The `ChatContext` class accepts the following parameters:

- `min_response_tokens`: Minimum number of tokens to reserve for model completion response.
- `max_response_tokens`: Maximum number of tokens to allow for model completion response.
- `max_context_assistant_messages`: Number of recent assistant messages to keep in context.
- `max_context_user_messages`: Number of recent user messages to keep in context.
- `model`: The name of the GPT model to use (default: "gpt-3.5-turbo").
- `temperature`: The temperature for the model's response generation.
- `base_system_msg_text`: The base system message text to provide context for the model.

The primary method of the ChatContext is the user_message() which is used to assemble the input context to the model and generate a completion.

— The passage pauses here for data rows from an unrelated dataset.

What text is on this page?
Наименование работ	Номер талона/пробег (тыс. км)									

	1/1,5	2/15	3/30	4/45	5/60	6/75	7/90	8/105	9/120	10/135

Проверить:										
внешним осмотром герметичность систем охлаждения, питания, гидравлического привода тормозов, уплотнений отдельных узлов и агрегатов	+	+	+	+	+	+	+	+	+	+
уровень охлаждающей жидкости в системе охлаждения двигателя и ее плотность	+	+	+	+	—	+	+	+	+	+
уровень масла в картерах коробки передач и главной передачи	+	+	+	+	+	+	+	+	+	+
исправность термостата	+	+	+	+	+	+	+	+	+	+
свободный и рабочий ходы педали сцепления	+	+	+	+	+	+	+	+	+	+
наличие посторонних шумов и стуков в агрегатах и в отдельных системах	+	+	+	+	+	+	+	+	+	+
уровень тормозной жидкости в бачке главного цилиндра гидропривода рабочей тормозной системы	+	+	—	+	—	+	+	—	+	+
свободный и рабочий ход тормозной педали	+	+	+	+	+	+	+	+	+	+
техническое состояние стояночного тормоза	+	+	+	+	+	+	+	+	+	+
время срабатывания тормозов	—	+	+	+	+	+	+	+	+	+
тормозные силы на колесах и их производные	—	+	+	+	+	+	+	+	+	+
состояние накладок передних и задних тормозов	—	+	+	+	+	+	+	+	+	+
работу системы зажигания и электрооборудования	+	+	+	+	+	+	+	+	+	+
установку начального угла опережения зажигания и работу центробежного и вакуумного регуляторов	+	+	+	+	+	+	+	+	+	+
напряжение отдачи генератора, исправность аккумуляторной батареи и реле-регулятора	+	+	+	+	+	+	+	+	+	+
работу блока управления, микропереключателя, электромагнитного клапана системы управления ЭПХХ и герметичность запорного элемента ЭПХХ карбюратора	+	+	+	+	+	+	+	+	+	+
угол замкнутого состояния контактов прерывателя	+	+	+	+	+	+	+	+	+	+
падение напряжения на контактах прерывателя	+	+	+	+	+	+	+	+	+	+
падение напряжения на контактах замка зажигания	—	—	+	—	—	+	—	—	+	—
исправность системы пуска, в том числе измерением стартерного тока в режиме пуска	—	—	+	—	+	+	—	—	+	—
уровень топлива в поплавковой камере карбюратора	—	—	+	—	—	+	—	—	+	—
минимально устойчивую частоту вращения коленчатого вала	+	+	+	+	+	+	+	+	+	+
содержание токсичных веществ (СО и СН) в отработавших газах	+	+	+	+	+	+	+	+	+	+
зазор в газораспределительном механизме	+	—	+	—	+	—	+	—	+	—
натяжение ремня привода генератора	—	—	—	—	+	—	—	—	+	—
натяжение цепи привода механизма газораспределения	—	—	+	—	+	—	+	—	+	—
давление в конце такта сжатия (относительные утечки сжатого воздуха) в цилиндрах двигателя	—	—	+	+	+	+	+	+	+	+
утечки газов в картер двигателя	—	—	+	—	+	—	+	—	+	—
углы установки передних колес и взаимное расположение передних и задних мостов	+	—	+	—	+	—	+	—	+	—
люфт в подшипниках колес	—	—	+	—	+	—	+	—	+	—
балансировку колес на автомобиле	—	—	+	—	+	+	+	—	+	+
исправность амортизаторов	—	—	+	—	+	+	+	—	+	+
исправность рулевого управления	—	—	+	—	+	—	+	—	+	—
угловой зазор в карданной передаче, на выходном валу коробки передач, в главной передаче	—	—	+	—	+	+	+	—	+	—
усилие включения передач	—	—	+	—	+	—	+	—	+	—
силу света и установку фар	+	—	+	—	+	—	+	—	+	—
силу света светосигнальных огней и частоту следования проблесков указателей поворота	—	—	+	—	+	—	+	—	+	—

### `user_message(msg_text: str, stream: bool = False) -> ChatCompletionContext`

This method takes a user's message text as input and generates a response from the chatbot using the conversation context.

#### Parameters:

- `msg_text` (str): The text of the user's message.
- `stream` (bool, optional): If set to `True`, the response will be streamed to the console as it is generated. Default is `False`.

#### Returns:

- `ChatResponse`: An instance of the `ChatResponse` data class that includes the model response text, the actual input messages sent to the model, and other relevant details such as the token counts and estimated price of the completion.